Juan Pablo II exalta el servicio de amor de Cristo en la Pasión

En la liturgia de Jueves Santo el Papa invitó a los fieles a ejercer su propia caridad y hacer ofrendas de dinero, que este año irán destinadas a los niños enfermos de Ruanda y Burundi.

08 de Abril de 2004 | 18:10 | EFE
CIUDAD DEL VATICANO.- Juan Pablo II exaltó hoy el "servicio de amor" de Cristo en su pasión y muerte en la solemne celebración litúrgica de Jueves Santo, que abrió en la basílica de San Pedro del Vaticano el Triduo Pascual.

El Papa, que por la mañana presidió la Misa Crismal, durante la que bendijo los Santos Oleos y recordó el estrecho vínculo existente entre la Eucaristía y el Sacerdocio, dedicó su homilía vespertina a glosar el rito del lavatorio de los pies.

"Con un gesto que habitualmente correspondía al siervo, Jesús quiso imprimir en la mente de los apóstoles el sentido de lo que le ocurriría poco después", dijo el Pontífice, antes de subrayar "la importancia de este ejemplo de caridad".

De forma paralela, el Papa invitó a los fieles a ejercer su propia caridad y hacer ofrendas de dinero, que este año irán destinadas a los niños enfermos de Ruanda y Burundi, al igual que en 2003 fueron para los que sufrían en Irak las consecuencias de la guerra.

Como ya es habitual en los últimos años, Juan Pablo II no pudo cumplir con el rito de lavar los pies, que, en su nombre, llevaron a cabo con doce presbíteros el decano del colegio cardenalicio, Joseph Ratzinger, y el secretario de Estado vaticano, Angelo Sodano.

Si que tuvo en cambio el Pontífice un gesto que no pasó desapercibido, al arrodillarse tanto en la adoración de la Eucaristía ante el altar como luego en la llamada capilla de la Reposición.

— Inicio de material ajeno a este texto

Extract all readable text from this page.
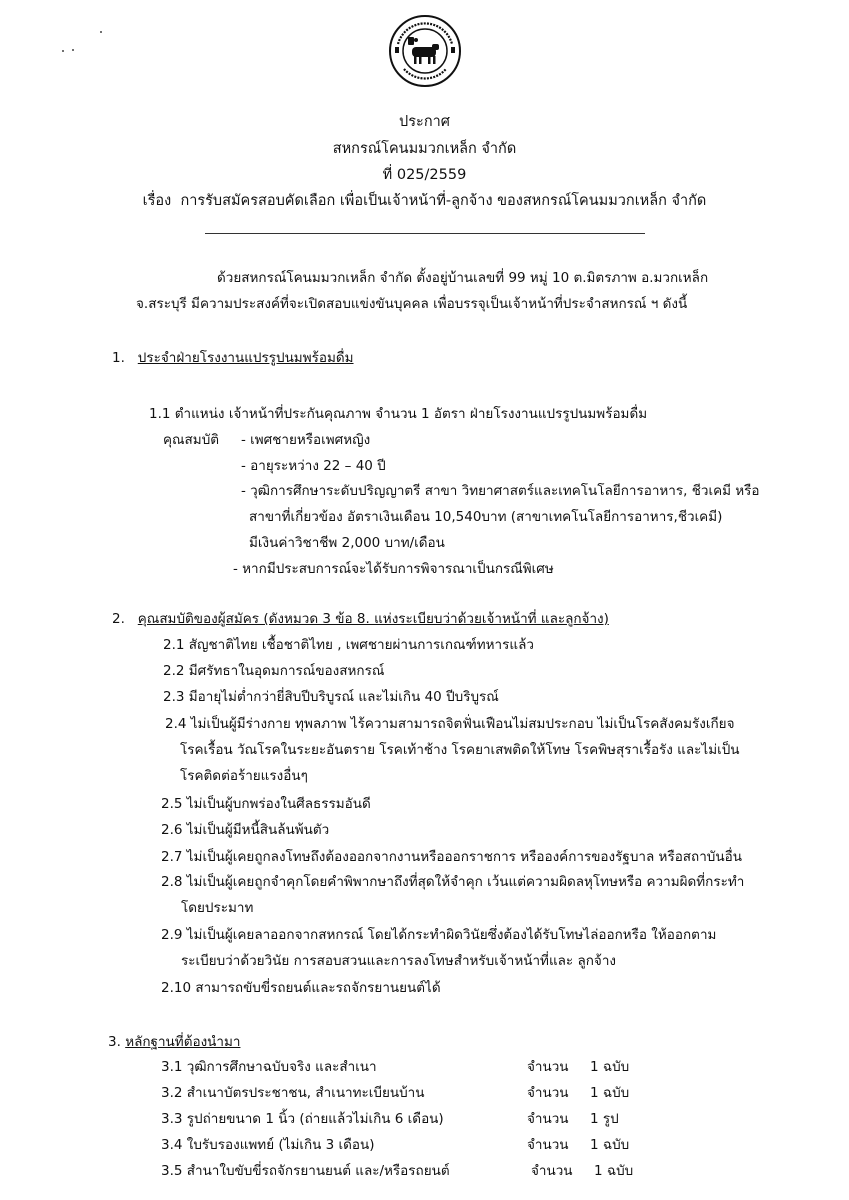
ประกาศ
สหกรณ์โคนมมวกเหล็ก จำกัด
ที่ 025/2559
เรื่อง การรับสมัครสอบคัดเลือก เพื่อเป็นเจ้าหน้าที่-ลูกจ้าง ของสหกรณ์โคนมมวกเหล็ก จำกัด
ด้วยสหกรณ์โคนมมวกเหล็ก จำกัด ตั้งอยู่บ้านเลขที่ 99 หมู่ 10 ต.มิตรภาพ อ.มวกเหล็ก
จ.สระบุรี มีความประสงค์ที่จะเปิดสอบแข่งขันบุคคล เพื่อบรรจุเป็นเจ้าหน้าที่ประจำสหกรณ์ ฯ ดังนี้
1. ประจำฝ่ายโรงงานแปรรูปนมพร้อมดื่ม
1.1 ตำแหน่ง เจ้าหน้าที่ประกันคุณภาพ จำนวน 1 อัตรา ฝ่ายโรงงานแปรรูปนมพร้อมดื่ม
คุณสมบัติ - เพศชายหรือเพศหญิง
- อายุระหว่าง 22 – 40 ปี
- วุฒิการศึกษาระดับปริญญาตรี สาขา วิทยาศาสตร์และเทคโนโลยีการอาหาร, ชีวเคมี หรือ
สาขาที่เกี่ยวข้อง อัตราเงินเดือน 10,540บาท (สาขาเทคโนโลยีการอาหาร,ชีวเคมี)
มีเงินค่าวิชาชีพ 2,000 บาท/เดือน
- หากมีประสบการณ์จะได้รับการพิจารณาเป็นกรณีพิเศษ
2. คุณสมบัติของผู้สมัคร (ดังหมวด 3 ข้อ 8. แห่งระเบียบว่าด้วยเจ้าหน้าที่ และลูกจ้าง)
2.1 สัญชาติไทย เชื้อชาติไทย , เพศชายผ่านการเกณฑ์ทหารแล้ว
2.2 มีศรัทธาในอุดมการณ์ของสหกรณ์
2.3 มีอายุไม่ต่ำกว่ายี่สิบปีบริบูรณ์ และไม่เกิน 40 ปีบริบูรณ์
2.4 ไม่เป็นผู้มีร่างกาย ทุพลภาพ ไร้ความสามารถจิตฟั่นเฟือนไม่สมประกอบ ไม่เป็นโรคสังคมรังเกียจ
โรคเรื้อน วัณโรคในระยะอันตราย โรคเท้าช้าง โรคยาเสพติดให้โทษ โรคพิษสุราเรื้อรัง และไม่เป็น
โรคติดต่อร้ายแรงอื่นๆ
2.5 ไม่เป็นผู้บกพร่องในศีลธรรมอันดี
2.6 ไม่เป็นผู้มีหนี้สินล้นพ้นตัว
2.7 ไม่เป็นผู้เคยถูกลงโทษถึงต้องออกจากงานหรือออกราชการ หรือองค์การของรัฐบาล หรือสถาบันอื่น
2.8 ไม่เป็นผู้เคยถูกจำคุกโดยคำพิพากษาถึงที่สุดให้จำคุก เว้นแต่ความผิดลหุโทษหรือ ความผิดที่กระทำ
โดยประมาท
2.9 ไม่เป็นผู้เคยลาออกจากสหกรณ์ โดยได้กระทำผิดวินัยซึ่งต้องได้รับโทษไล่ออกหรือ ให้ออกตาม
ระเบียบว่าด้วยวินัย การสอบสวนและการลงโทษสำหรับเจ้าหน้าที่และ ลูกจ้าง
2.10 สามารถขับขี่รถยนต์และรถจักรยานยนต์ได้
3. หลักฐานที่ต้องนำมา
3.1 วุฒิการศึกษาฉบับจริง และสำเนา	จำนวน 1 ฉบับ
3.2 สำเนาบัตรประชาชน, สำเนาทะเบียนบ้าน	จำนวน 1 ฉบับ
3.3 รูปถ่ายขนาด 1 นิ้ว (ถ่ายแล้วไม่เกิน 6 เดือน)	จำนวน 1 รูป
3.4 ใบรับรองแพทย์ (ไม่เกิน 3 เดือน)	จำนวน 1 ฉบับ
3.5 สำนาใบขับขี่รถจักรยานยนต์ และ/หรือรถยนต์	จำนวน 1 ฉบับ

Durante su alocución de la tarde volvió a leer una parte de la carta dirigida a los sacerdotes con motivo del Jueves Santo para concluir que "sólo una Iglesia enamorada de la Eucaristía genera, a su vez, santas y numerosas vocaciones sacerdotales".

Pese a la larga duración de las dos celebraciones litúrgica de hoy, el Papa no mostró especiales signos de cansancio, más allá de lo que le producen sus conocidos problemas de salud, que volverá a ser puesta a prueba en los próximos días.

Mañana viernes, Juan Pablo II presidirá uno de los actos litúrgicos más emblemáticos de la Semana Santa, el Vía Crucis nocturno que se celebra en el Coliseo de Roma, símbolo del martirio de los primeros cristianos.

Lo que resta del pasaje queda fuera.